Omega is also completing the technical transfer of Mologic’s lateral flow professional-use antibody test, and this will be CE marked soon. Like the ELISA, this has been robustly validated by both Liverpool and St. George’s.
Omega still awaits the outcome of evaluation by PHE, having submitted kits earlier this year.
What’s in the pipeline?
Through its partnership with Mologic, the company is developing ELISA and lateral flow antigen tests that will use saliva as the sample type. These tests will offer a quicker time to result and easier sample-collection method than current testing methods (particularly swab tests). The expectation is that the ELISA antigen test will be available by the end of September and the lateral flow test by the end of October or November.
What’s available now?
QuantuMDx has developed a real-time reverse-transcription polymerase chain reaction (rtRT-PCR) assay to specifically detect the virus. The kit was developed using advanced bioinformatics to maximise performance and combines all required reagents into a single tube for the convenient performance of RT-PCR from extracted nucleic acids.
The test is provided in a vial format for ease of use and extended shelf life. It has been designed to return concise Covid-19 status with no “indeterminate” result. QuantuMDx’s test has been validated against a number of RNA-extraction kits and thermocyclers, is CE marked and has been designed and manufactured in the UK.

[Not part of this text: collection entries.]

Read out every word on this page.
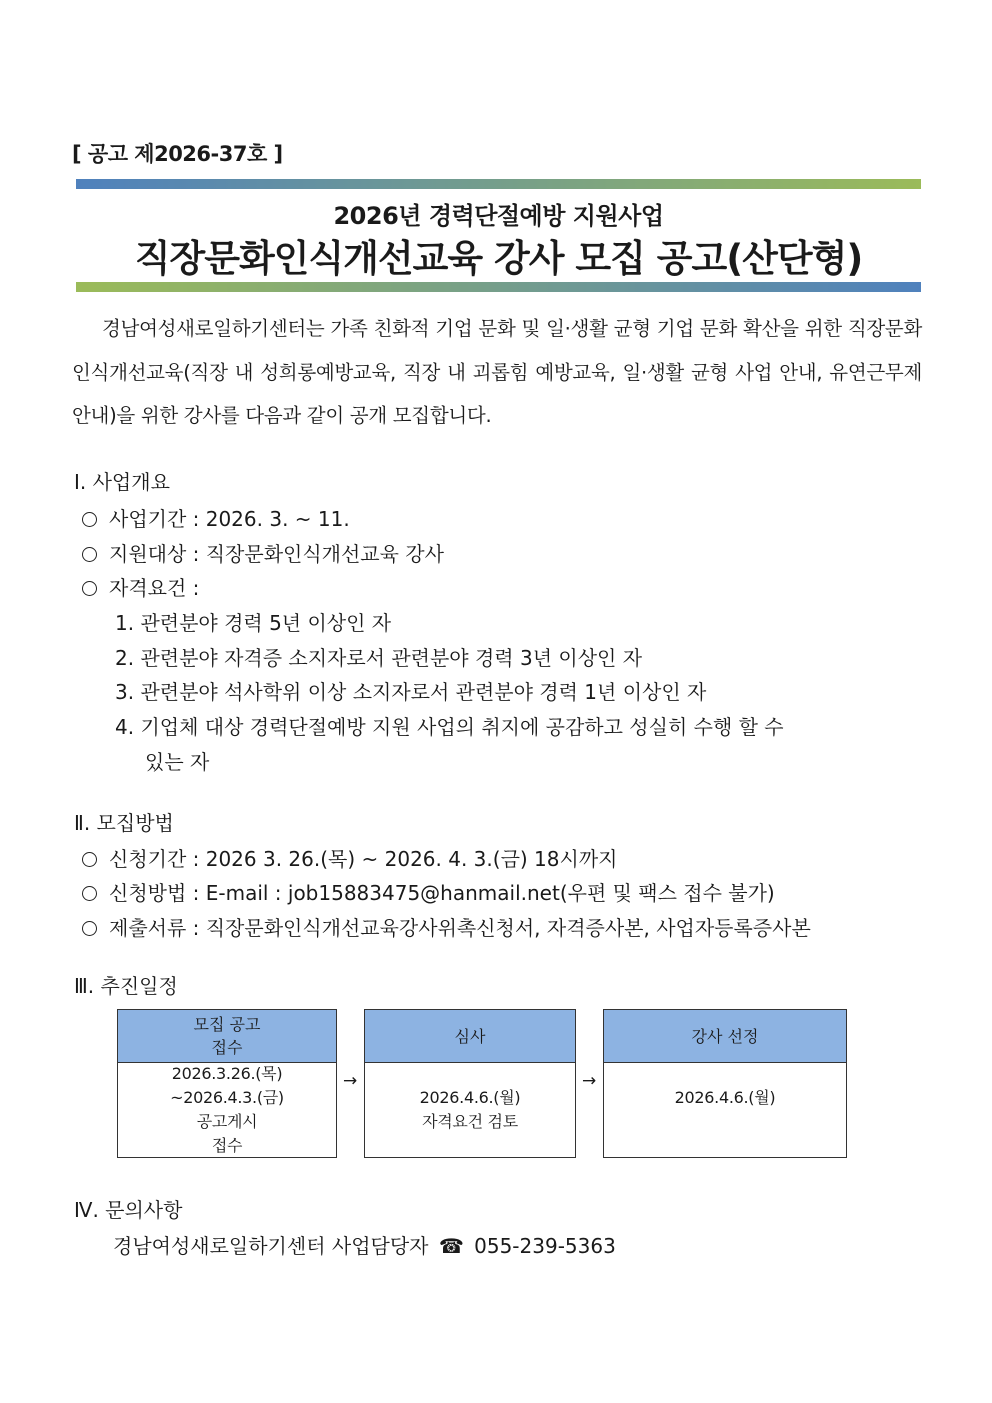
[ 공고 제2026-37호 ]
2026년 경력단절예방 지원사업
직장문화인식개선교육 강사 모집 공고(산단형)
경남여성새로일하기센터는 가족 친화적 기업 문화 및 일·생활 균형 기업 문화 확산을 위한 직장문화인식개선교육(직장 내 성희롱예방교육, 직장 내 괴롭힘 예방교육, 일·생활 균형 사업 안내, 유연근무제 안내)을 위한 강사를 다음과 같이 공개 모집합니다.
Ⅰ. 사업개요
사업기간 : 2026. 3. ~ 11.
지원대상 : 직장문화인식개선교육 강사
자격요건 :
1. 관련분야 경력 5년 이상인 자
2. 관련분야 자격증 소지자로서 관련분야 경력 3년 이상인 자
3. 관련분야 석사학위 이상 소지자로서 관련분야 경력 1년 이상인 자
4. 기업체 대상 경력단절예방 지원 사업의 취지에 공감하고 성실히 수행 할 수
있는 자
Ⅱ. 모집방법
신청기간 : 2026 3. 26.(목) ~ 2026. 4. 3.(금) 18시까지
신청방법 : E-mail : job15883475@hanmail.net(우편 및 팩스 접수 불가)
제출서류 : 직장문화인식개선교육강사위촉신청서, 자격증사본, 사업자등록증사본
Ⅲ. 추진일정
모집 공고
접수
2026.3.26.(목)
~2026.4.3.(금)
공고게시
접수
→
심사
2026.4.6.(월)
자격요건 검토
→
강사 선정
2026.4.6.(월)
Ⅳ. 문의사항
경남여성새로일하기센터 사업담당자 ☎ 055-239-5363
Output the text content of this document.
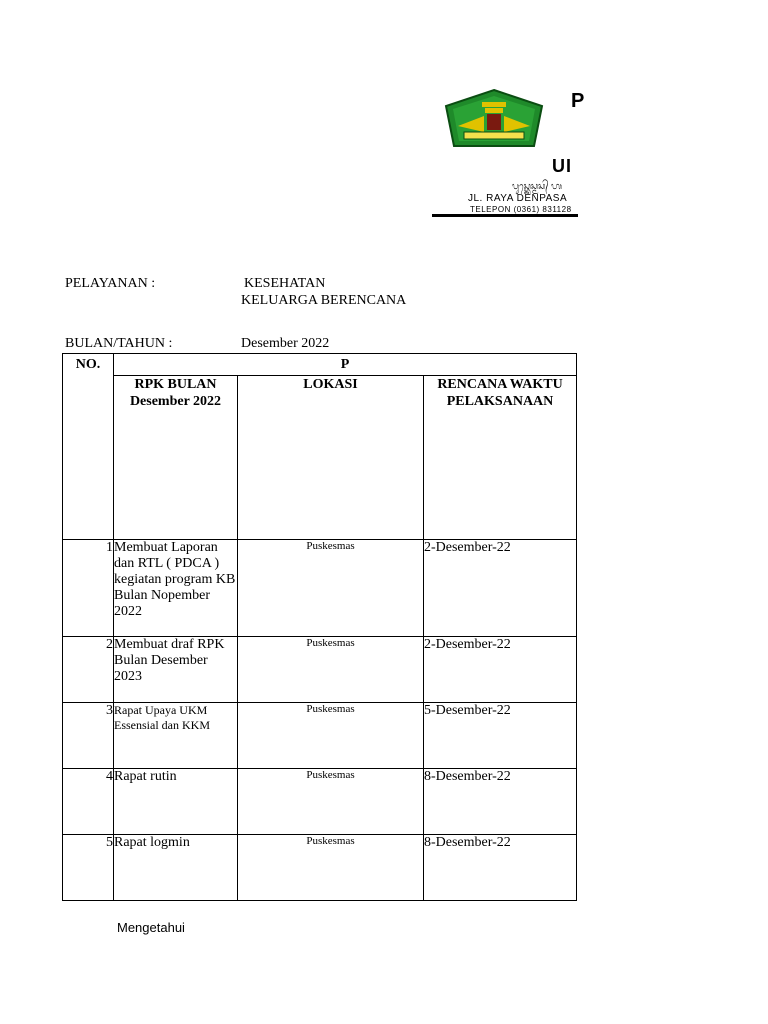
P
UI
ᬧᬸᬲ᭄ᬓᬾᬲ᭄ᬫᬲ᭄ ᬳ
JL. RAYA DENPASA
TELEPON (0361) 831128
PELAYANAN :	KESEHATAN
KELUARGA BERENCANA
BULAN/TAHUN :	Desember 2022
NO.	P		
	RPK BULAN Desember 2022	LOKASI	RENCANA WAKTU PELAKSANAAN
1	Membuat Laporan dan RTL ( PDCA ) kegiatan program KB Bulan Nopember 2022	Puskesmas	2-Desember-22
2	Membuat draf RPK Bulan Desember 2023	Puskesmas	2-Desember-22
3	Rapat Upaya UKM Essensial dan KKM	Puskesmas	5-Desember-22
4	Rapat rutin	Puskesmas	8-Desember-22
5	Rapat logmin	Puskesmas	8-Desember-22
Mengetahui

The test has undergone independent evaluations in seven locations (five of which were in the NHS), including Hampshire who performed the validation on currently used NHS tests. QuantuMDx was informed that PHE validation had been paused, causing the company to shift its focus to direct interactions with the NHS.
What’s in the pipeline?
A rapid, portable molecular point-of-care solution (Q-POC) will be released in September, alongside a SAR-CoV-2 assay. These two tests will enable on-the-spot testing.

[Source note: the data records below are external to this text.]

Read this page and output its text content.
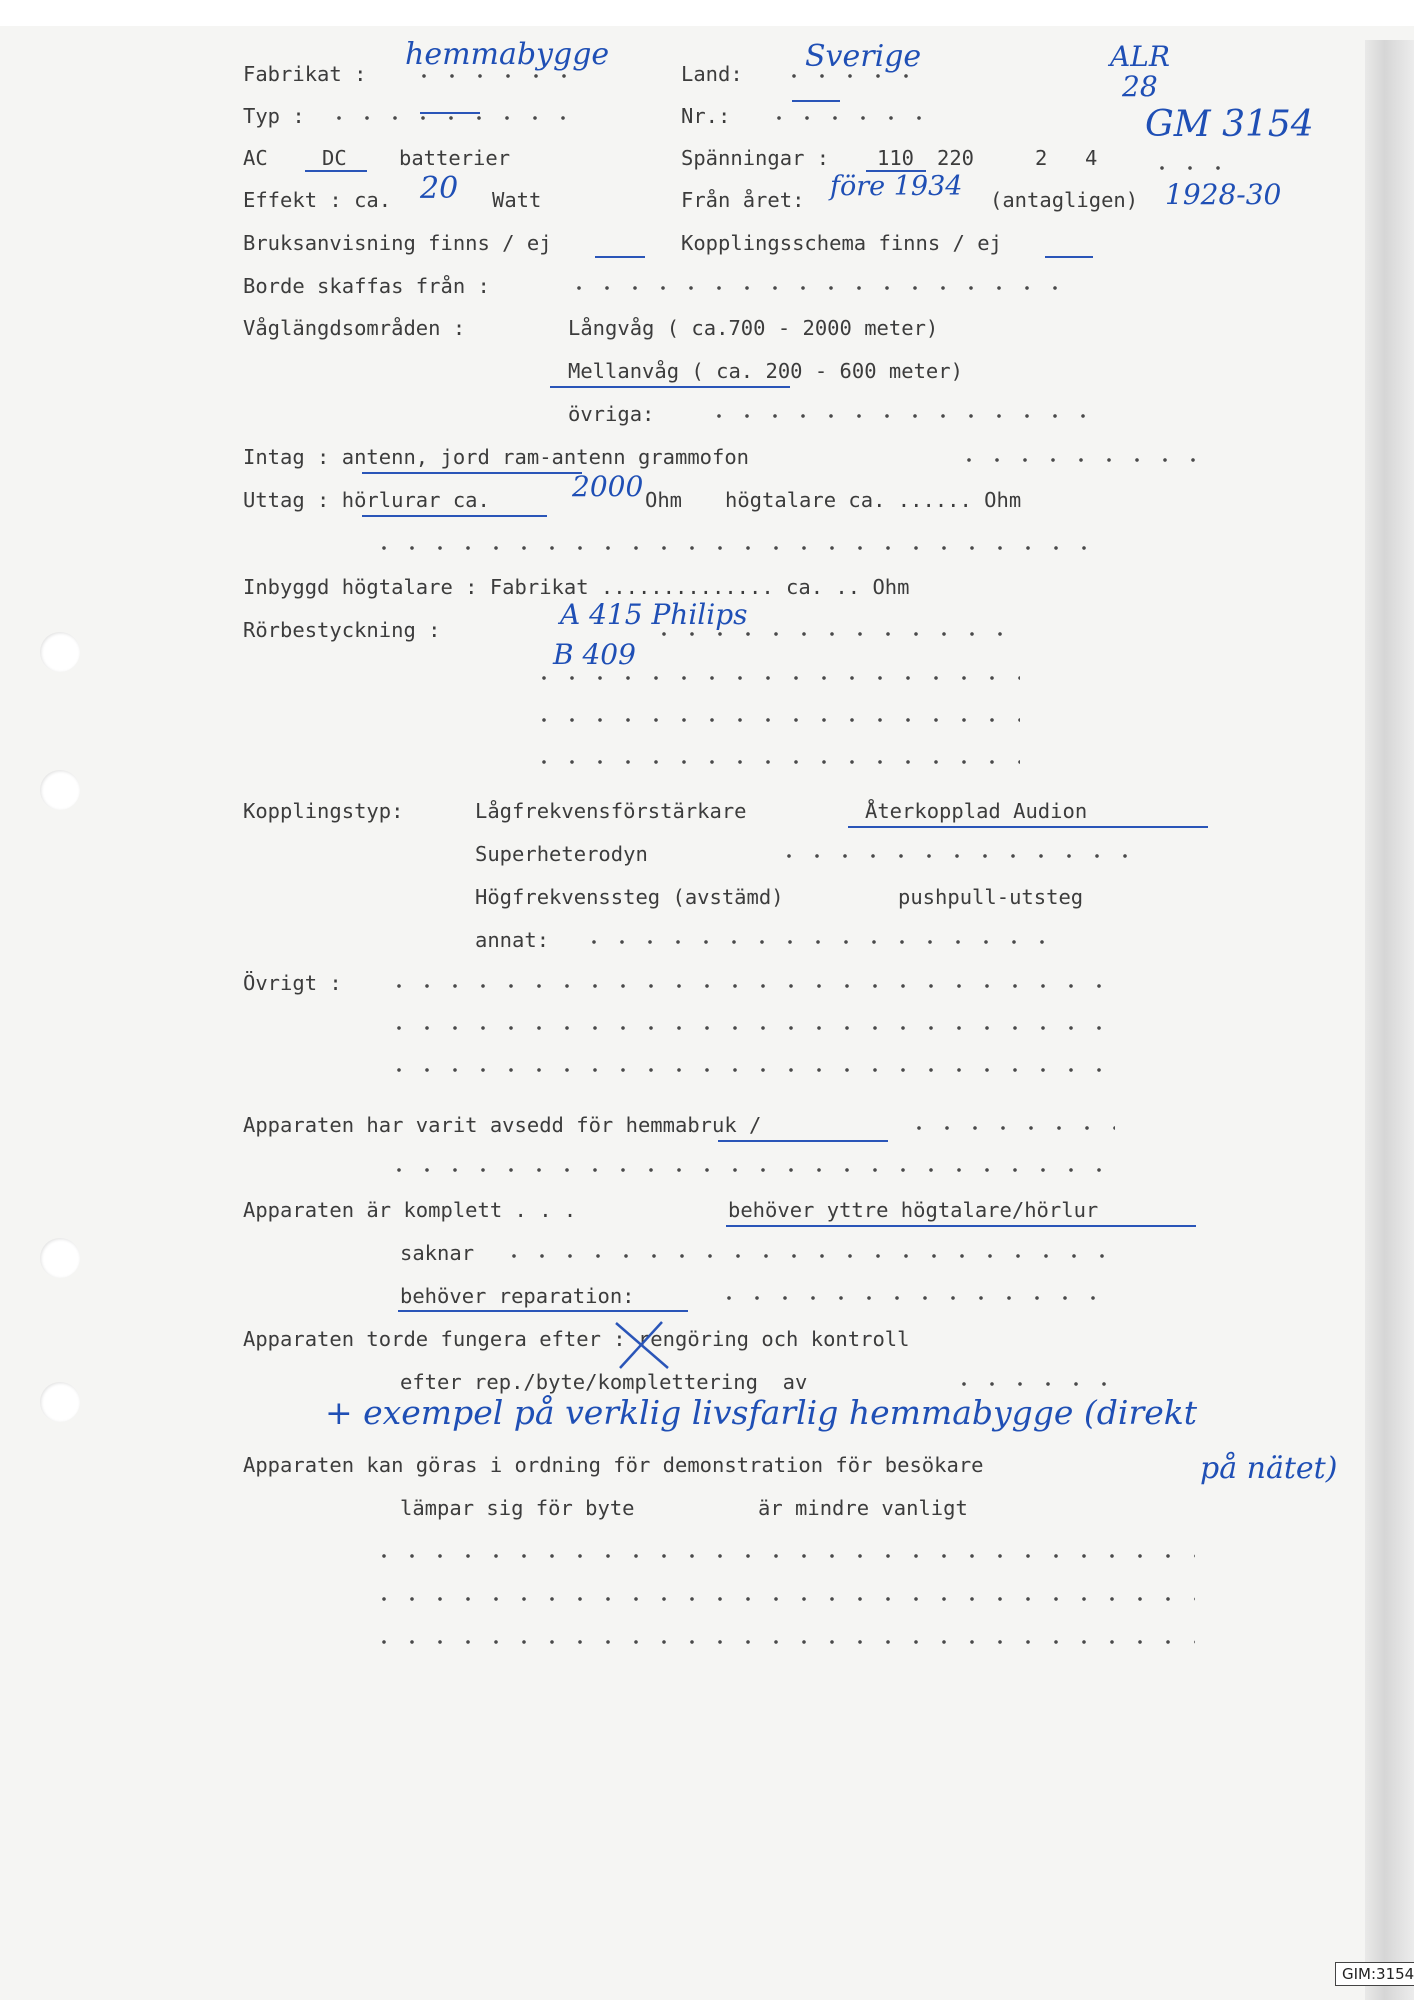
Fabrikat :
hemmabygge
Land: Sverige	ALR
28
GM 3154
Typ :	Nr.:
AC	DC	batterier	Spänningar : 110 220	2 4
Effekt : ca. 20 Watt	Från året: före 1934 (antagligen) 1928-30
Bruksanvisning finns / ej	Kopplingsschema finns / ej
Borde skaffas från :
Våglängdsområden :	Långvåg ( ca.700 - 2000 meter)
Mellanvåg ( ca. 200 - 600 meter)
övriga:
Intag : antenn, jord ram-antenn grammofon
Uttag : hörlurar ca.	2000 Ohm högtalare ca. ...... Ohm
Inbyggd högtalare : Fabrikat .............. ca. .. Ohm
Rörbestyckning :	A 415 Philips
B 409
Kopplingstyp:	Lågfrekvensförstärkare	Återkopplad Audion
Superheterodyn
Högfrekvenssteg (avstämd)	pushpull-utsteg
annat:
Övrigt :
Apparaten har varit avsedd för hemmabruk /
Apparaten är komplett . . .	behöver yttre högtalare/hörlur
saknar
behöver reparation:
Apparaten torde fungera efter : rengöring och kontroll
efter rep./byte/komplettering  av
+ exempel på verklig livsfarlig hemmabygge (direkt
på nätet)
Apparaten kan göras i ordning för demonstration för besökare
lämpar sig för byte	är mindre vanligt
GIM:3154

The company is also developing a respiratory panel test that will run on the Q-POC system.
Project Screen by Circle
What’s available now?
Project Screen by Circle is a consortium of industry experts led by Prenetics, together with the University of Birmingham, The Doctors Laboratory and support from Stuart.29
Combined, it offers an out-the-box mass-testing solution aimed at returning employees to work safely and confidently. It was responsible for the highly successful Premier League testing regime, which saw the football season return with no outbreaks among players, staff and others involved in the game, and it has recently been contracted by Hong Kong30 to test every single restaurant worker. It is able to work with specific settings to allow employers to bring employees back to work. The company is currently working with:
Premier League and other sports
Numerous film productions
In essence the availability of these solutions will be consumed by projects in the pipeline as the company continues to build further capacity for larger projects.
What’s in the pipeline?
The group has invested in RT-LAMP technology with a new partner, FRANKD technology solutions. This will become a solution offering highly accurate point-of-care analysis with high sensitivity and specificity as a screening tool. The cost of test is lower, throughput is higher, and this is also linked to health-passports solutions and identification.

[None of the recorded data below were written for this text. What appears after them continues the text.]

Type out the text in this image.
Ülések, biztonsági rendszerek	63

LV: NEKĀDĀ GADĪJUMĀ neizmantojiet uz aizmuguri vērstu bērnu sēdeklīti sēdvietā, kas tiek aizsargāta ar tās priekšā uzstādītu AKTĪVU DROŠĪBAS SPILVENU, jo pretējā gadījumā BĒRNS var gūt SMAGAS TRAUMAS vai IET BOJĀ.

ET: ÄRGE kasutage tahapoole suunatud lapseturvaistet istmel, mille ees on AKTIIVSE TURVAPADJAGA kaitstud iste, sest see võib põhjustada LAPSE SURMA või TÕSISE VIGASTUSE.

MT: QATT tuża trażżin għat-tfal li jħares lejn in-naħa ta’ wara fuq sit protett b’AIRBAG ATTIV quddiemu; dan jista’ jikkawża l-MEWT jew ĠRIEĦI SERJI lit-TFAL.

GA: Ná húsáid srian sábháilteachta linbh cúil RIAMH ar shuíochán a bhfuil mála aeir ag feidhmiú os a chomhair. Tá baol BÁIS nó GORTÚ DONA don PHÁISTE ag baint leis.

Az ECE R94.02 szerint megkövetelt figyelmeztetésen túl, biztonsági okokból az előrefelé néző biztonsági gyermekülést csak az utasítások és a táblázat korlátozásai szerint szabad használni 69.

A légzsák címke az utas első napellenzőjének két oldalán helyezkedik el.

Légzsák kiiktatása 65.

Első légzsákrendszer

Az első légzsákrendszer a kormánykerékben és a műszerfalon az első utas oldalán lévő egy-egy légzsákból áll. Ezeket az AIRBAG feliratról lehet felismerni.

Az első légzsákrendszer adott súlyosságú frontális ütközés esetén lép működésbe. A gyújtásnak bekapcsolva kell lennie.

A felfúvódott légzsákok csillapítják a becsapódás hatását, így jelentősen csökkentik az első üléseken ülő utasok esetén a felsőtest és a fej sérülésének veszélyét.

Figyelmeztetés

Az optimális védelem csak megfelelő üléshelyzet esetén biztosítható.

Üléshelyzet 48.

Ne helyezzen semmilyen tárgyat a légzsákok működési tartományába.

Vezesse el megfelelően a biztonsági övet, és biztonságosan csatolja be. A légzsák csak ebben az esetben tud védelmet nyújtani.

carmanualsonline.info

The product can test up to 90 people at a time in 60 minutes (post-sample collection time). It is currently in position as part of the Heathrow trials, has been deployed in a large Southampton trial31 and is also in a trial at Birmingham airport.
The product is in the process of emergency FDA approvals and is already CE marked. The specificity of the test is 100 per cent and sensitivity is at 97 per cent – comparable and often surpassing lab-based tests. The capacity for RT-LAMP is practically limitless as Project Screen by Circle is investing in the company behind the technology for the benefit of its own supply chain.